Nearly all college students bellyache about the core. They don't understand why they have to take classes from departments outside their major. Some think that they do understand, and the reasons they come up with don't cast us in a very good light: it's busy work, it brings in tuition money for the school. I'm frequently surprised at how many of my very good, very mature students are the loudest to complain about having to take core classes.

I planned to set aside some time in my talk with the frosh to take up this very subject, and this is how I was going to introduce it: when I lived in Arizona, I used to hear on the news about pinheads taking off to hike the Grand Canyon in the middle of August and taking nothing with them. No backpack, no cell phone, no water, nothing. And, naturally, a lot of them ran into trouble that they didn't see coming, and had to be rescued. Now it certainly should be possible to go on a hike without bringing along a cell phone: the cell phone does nothing to help me put one foot in front of the other. But a wise person will bring along a cell phone in case something unexpected does happen.

This Mount Hood story has a lot of folks demanding that reckless hikers and climbers who need rescuing be billed for the rescue, or even that certain zones be declared no-rescue zones; if you enter them, and something goes wrong, well, been nice knowing you. Most of us have a very easy time identifying sloppy and inadequate preparation in other people's behavior, and seeing it as a very clear-cut and egregious wrong, the kind we would never commit.

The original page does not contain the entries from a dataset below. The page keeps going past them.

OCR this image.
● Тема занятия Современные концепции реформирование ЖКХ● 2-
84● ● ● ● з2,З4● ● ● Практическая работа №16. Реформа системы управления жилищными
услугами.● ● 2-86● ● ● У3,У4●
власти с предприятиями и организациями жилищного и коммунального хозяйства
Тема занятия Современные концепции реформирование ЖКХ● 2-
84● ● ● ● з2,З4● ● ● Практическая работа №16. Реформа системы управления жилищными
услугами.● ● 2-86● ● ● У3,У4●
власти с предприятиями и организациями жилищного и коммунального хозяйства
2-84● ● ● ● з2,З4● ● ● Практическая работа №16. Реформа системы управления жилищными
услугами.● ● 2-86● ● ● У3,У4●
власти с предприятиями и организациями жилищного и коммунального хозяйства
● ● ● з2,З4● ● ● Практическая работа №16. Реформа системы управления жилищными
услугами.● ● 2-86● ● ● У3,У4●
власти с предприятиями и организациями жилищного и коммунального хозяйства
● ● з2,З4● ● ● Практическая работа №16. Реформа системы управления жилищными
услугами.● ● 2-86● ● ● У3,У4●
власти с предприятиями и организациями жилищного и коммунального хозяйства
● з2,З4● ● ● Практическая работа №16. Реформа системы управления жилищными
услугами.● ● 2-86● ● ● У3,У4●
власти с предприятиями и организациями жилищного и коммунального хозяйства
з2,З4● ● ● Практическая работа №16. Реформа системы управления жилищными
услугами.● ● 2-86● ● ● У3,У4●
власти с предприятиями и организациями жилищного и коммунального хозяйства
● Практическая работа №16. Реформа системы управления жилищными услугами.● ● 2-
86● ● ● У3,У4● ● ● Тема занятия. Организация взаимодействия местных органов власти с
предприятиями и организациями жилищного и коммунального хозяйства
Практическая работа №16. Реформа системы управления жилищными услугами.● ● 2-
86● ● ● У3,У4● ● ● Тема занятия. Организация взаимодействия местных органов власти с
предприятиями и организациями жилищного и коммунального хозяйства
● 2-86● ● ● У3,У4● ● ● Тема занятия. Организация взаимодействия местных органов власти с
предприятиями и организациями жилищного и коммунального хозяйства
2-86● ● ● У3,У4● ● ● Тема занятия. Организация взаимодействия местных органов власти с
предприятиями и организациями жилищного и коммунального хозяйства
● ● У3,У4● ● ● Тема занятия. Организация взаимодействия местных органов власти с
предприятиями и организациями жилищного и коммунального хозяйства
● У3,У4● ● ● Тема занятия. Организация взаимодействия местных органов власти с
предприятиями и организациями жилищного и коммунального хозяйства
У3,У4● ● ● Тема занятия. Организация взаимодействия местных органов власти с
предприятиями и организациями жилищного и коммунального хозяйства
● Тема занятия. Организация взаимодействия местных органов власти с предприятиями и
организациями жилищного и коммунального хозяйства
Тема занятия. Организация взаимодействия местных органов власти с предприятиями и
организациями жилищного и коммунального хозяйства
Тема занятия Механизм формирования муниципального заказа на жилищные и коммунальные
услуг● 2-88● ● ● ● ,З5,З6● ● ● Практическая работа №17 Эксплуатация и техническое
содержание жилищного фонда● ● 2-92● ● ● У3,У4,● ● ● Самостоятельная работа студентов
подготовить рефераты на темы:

But that same principle of necessary preparation for the unknown is in play when it comes to core classes. Nearly everyone changes career fields many times over the course of a lifespan. I, for example, am already in my second occupation, and it wouldn't surprise me at all if there were more changes in store down the road. We take core classes, loading up with extra knowledge of such things as history, social and natural sciences, and basic skills in writing and math, for the same reason that competent mountain climbers take along a camping stove. They likely don't enjoy shouldering the extra weight, but it is reasonably foreseeable that under certain circumstances, it will help them survive.

Unfortunately, necessary preparation is burdensome, and thus requires discipline, and people at this developmental stage have just emerged from under the externally imposed discipline of their parents, and are too giddy with relief from that emergence to be in a frame of mind to impose self-discipline from inside. But they're very ready, attitudinally, to look with disdain on hikers and climbers who set out on a journey unprepared. I just wish I could find a way to make that connection real for them, and make it deep and powerful enough that it would drive them toward cultivating a good attitude about boning up in core classes.